The first step is to find the classes that the program needs. This is more difficult than identifying the primary function of a program. You cannot simply perform a procedural decomposition of the problem, take the resulting structure types or data structures, and make them into classes. Your classes must be the central, active entities in your program.
One technique for identifying classes is to write a description of the program's purpose, list all the nouns that appear in the description, and choose your classes from that list. This is a simplistic approach whose success depends on how well the original description is written, but it can help give you ideas if you are new to object-oriented design.
It's easiest to identify classes for a program that models physical objects. For example, if your program handles airline seating reservations, you will probably need an Airplane class and a Passenger class. If your program is an operating system, a Device class for representing disk drives and printers is a likely candidate class.

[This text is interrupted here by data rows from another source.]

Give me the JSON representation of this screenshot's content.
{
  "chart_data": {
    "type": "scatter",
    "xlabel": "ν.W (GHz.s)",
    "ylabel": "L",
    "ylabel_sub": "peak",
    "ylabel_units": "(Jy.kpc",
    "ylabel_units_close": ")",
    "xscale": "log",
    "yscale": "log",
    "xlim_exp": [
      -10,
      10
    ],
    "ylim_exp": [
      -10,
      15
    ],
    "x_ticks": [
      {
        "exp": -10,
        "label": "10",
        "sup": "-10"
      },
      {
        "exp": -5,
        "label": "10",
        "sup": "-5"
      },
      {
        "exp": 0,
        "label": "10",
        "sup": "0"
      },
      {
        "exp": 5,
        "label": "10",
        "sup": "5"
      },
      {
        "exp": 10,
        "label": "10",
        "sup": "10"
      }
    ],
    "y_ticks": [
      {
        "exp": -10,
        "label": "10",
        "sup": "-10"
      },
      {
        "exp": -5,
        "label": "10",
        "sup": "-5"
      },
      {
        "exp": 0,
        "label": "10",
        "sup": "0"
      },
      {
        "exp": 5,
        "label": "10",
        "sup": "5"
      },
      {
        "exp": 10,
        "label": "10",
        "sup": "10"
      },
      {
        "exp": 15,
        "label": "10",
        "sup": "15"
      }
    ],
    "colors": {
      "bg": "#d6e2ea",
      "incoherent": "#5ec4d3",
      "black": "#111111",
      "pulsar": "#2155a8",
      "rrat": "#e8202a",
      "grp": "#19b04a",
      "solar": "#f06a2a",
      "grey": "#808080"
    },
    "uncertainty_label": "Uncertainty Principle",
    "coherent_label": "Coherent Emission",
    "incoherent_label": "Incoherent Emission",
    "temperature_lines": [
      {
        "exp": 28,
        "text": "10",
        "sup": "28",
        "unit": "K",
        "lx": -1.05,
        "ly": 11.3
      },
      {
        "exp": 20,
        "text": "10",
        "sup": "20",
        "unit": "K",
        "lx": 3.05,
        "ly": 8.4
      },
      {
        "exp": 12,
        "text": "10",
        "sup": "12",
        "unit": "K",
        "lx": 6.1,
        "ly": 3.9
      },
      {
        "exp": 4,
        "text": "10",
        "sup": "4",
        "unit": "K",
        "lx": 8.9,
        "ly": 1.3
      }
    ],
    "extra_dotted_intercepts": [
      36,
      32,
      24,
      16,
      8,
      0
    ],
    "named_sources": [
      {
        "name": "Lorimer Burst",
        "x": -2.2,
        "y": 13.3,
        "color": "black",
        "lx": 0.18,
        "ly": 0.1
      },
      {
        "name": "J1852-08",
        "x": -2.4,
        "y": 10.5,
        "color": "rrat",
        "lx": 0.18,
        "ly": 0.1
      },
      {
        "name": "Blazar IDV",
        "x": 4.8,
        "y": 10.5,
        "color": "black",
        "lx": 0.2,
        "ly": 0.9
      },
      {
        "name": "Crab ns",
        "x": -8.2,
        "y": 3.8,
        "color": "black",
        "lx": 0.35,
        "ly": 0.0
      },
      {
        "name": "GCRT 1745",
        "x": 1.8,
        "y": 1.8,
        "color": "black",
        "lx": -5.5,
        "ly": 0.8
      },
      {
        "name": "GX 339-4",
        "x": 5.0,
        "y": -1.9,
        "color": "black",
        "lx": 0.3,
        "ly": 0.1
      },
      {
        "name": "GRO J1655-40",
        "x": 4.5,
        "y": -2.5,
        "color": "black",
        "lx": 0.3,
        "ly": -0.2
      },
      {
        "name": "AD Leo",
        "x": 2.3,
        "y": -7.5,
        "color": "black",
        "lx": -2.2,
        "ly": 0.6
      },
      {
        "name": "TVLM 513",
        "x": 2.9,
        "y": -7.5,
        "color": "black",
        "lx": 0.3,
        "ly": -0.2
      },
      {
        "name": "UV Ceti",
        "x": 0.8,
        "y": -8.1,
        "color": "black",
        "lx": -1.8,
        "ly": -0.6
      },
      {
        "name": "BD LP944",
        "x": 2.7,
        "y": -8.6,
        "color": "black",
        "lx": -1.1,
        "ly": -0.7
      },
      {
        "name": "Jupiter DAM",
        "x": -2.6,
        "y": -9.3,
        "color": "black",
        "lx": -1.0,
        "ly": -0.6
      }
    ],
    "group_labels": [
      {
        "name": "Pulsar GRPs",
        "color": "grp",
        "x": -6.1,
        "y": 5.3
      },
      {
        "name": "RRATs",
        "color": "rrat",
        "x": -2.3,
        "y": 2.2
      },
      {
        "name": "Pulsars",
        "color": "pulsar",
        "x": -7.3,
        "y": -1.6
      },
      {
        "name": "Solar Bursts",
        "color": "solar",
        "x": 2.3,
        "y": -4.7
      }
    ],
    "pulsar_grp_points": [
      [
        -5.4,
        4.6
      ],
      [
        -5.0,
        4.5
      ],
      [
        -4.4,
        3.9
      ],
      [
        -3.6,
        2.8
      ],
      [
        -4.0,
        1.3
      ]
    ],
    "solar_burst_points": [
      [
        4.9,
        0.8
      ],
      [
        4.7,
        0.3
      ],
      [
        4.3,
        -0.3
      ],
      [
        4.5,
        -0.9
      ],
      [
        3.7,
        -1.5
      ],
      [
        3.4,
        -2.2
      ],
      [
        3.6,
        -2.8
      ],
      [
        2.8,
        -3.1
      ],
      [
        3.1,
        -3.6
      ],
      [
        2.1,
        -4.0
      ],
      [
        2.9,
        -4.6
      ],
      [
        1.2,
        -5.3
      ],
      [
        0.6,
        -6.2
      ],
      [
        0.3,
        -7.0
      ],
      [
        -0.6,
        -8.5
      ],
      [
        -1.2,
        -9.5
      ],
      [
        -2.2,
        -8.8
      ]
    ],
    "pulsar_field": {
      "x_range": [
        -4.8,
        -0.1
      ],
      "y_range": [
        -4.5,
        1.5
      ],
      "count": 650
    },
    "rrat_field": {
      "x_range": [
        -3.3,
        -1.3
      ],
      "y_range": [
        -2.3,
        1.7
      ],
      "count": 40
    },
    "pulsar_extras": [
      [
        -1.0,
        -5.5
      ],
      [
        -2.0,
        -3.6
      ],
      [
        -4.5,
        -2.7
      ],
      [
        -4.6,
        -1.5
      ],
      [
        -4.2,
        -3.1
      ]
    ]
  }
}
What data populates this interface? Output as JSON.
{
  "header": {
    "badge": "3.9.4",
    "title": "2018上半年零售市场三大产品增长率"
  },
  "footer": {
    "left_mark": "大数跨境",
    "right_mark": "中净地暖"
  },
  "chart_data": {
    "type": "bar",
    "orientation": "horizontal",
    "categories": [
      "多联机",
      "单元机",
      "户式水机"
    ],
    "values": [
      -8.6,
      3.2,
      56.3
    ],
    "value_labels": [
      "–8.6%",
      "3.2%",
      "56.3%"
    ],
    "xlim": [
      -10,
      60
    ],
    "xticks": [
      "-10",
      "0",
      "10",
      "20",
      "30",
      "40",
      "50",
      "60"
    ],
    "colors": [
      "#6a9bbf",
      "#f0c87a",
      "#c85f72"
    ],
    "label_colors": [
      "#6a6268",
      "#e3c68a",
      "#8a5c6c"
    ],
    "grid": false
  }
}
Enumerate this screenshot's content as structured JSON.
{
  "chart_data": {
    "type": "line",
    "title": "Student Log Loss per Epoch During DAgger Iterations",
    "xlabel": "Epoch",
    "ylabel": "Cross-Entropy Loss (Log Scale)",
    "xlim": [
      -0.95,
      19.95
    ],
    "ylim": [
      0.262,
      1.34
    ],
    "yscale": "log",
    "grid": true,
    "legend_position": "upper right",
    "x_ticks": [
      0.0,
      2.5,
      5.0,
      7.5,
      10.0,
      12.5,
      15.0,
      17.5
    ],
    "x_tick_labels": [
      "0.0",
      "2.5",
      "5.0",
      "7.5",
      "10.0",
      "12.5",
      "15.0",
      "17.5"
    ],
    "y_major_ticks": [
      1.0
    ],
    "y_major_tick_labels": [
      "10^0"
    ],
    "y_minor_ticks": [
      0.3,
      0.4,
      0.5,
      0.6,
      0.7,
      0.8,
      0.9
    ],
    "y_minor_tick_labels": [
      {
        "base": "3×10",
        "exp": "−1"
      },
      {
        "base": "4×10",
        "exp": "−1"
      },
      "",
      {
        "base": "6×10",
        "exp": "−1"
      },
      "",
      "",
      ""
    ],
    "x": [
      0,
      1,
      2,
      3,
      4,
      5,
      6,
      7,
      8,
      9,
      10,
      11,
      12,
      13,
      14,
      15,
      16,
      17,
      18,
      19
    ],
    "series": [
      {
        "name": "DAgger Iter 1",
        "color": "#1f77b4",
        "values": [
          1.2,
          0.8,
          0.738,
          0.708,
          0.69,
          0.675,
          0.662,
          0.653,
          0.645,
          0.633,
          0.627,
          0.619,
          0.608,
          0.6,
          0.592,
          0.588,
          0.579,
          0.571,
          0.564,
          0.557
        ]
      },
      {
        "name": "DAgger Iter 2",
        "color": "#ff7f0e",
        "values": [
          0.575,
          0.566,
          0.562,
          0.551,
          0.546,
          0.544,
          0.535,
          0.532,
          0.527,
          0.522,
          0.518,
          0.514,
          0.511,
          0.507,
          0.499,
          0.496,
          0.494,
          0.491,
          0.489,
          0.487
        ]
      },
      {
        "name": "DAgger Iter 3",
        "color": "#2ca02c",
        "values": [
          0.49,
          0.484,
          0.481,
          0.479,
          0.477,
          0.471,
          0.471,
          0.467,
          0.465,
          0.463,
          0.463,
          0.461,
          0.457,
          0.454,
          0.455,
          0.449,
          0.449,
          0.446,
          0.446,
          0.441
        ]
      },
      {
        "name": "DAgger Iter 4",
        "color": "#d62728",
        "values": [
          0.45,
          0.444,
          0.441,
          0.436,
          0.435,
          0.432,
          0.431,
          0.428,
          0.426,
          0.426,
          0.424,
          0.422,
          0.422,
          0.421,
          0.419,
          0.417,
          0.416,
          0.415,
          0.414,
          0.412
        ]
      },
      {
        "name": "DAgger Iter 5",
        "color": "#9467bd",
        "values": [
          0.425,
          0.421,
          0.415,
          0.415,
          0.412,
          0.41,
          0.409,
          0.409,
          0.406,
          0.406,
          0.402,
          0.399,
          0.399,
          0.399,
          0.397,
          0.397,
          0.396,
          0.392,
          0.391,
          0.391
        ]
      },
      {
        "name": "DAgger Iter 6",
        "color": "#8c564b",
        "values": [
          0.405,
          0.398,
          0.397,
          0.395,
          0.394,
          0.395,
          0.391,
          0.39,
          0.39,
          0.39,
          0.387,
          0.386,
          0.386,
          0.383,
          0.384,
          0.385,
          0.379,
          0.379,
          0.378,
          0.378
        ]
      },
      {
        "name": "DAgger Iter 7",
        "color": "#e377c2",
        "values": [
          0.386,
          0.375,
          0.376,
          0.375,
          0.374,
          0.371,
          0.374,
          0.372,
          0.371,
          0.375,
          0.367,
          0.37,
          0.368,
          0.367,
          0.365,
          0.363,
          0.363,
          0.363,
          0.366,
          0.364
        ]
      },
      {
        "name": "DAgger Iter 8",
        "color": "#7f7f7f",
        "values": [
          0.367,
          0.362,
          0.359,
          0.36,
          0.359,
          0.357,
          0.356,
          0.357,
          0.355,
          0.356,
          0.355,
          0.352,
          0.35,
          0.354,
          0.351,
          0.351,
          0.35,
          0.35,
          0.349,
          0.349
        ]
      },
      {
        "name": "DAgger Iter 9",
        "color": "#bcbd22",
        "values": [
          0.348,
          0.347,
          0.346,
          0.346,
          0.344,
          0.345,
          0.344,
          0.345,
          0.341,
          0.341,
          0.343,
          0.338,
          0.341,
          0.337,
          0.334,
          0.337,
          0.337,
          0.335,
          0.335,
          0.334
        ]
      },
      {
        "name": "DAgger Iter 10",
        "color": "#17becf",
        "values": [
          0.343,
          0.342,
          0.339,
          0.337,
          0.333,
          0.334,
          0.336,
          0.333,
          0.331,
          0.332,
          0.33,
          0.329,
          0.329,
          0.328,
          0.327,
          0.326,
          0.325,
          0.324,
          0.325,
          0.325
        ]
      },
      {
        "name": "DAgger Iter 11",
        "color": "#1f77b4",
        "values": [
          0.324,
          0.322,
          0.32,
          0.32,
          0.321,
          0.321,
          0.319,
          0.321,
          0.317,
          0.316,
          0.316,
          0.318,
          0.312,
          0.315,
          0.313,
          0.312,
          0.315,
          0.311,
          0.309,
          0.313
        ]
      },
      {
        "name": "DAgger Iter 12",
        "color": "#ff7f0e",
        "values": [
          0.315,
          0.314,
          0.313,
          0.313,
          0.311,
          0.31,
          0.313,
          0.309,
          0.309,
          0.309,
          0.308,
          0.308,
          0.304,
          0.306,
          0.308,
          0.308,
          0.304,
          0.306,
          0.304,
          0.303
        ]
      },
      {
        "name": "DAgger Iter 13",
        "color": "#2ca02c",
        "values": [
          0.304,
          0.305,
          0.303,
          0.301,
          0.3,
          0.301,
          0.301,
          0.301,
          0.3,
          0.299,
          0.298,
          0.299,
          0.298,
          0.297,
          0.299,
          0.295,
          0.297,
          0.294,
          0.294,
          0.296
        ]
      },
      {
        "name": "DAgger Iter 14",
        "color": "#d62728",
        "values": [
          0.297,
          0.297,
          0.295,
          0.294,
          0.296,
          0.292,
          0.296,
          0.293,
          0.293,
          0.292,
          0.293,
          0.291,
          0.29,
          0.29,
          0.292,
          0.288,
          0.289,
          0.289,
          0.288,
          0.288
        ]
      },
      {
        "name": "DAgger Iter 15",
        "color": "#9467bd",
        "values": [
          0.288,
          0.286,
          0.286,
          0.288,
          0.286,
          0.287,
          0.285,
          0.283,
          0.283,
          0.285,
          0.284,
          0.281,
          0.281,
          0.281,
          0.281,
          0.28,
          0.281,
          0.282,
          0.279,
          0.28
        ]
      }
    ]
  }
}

However, many programs don't model physical entities. For these situations, you must identify the conceptual entities that the program manipulates. Sometimes these are readily identifiable: a Rectangle class and a Circle class are obvious candidates for a graphic drawing program. In other cases, these are not as easy to visualize. For example, a compiler might need a SyntaxTree class, and an operating system might need a Process class.
Less obvious candidates for classes are events (things that happen to an object) and interactions (things that happen between objects). For example, a Transaction class could represent things like loans, deposits, or funds transfers in a bank program. A Command class could represent actions performed by the user in a program.
You may see possible hierarchies for your classes. If you've identified BinaryFile and TextFile as candidate classes, you might derive them from a base class called File. However, it is not always obvious when a hierarchy is appropriate. For instance, a bank program could use a single Transaction class, or it could use separate Loan, Deposit, and Transfer classes derived from Transaction. As with the classes themselves, any hierarchies identified at this stage are simply candidates to be refined or discarded later in the design process.
All of the above candidate classes are meant to model elements in the problem you're trying to solve. Your program may also need another category of candidate classes: those that can be used to implement the other classes you've found. For instance, you may have identified a class that can be implemented using the SortedList class that you previously wrote. In that case, SortedList becomes a candidate class, even if your program description didn't explicitly mention sorted lists. In general, it is too early to think about how each class should be implemented, but it is appropriate to find ways to build classes using existing class libraries.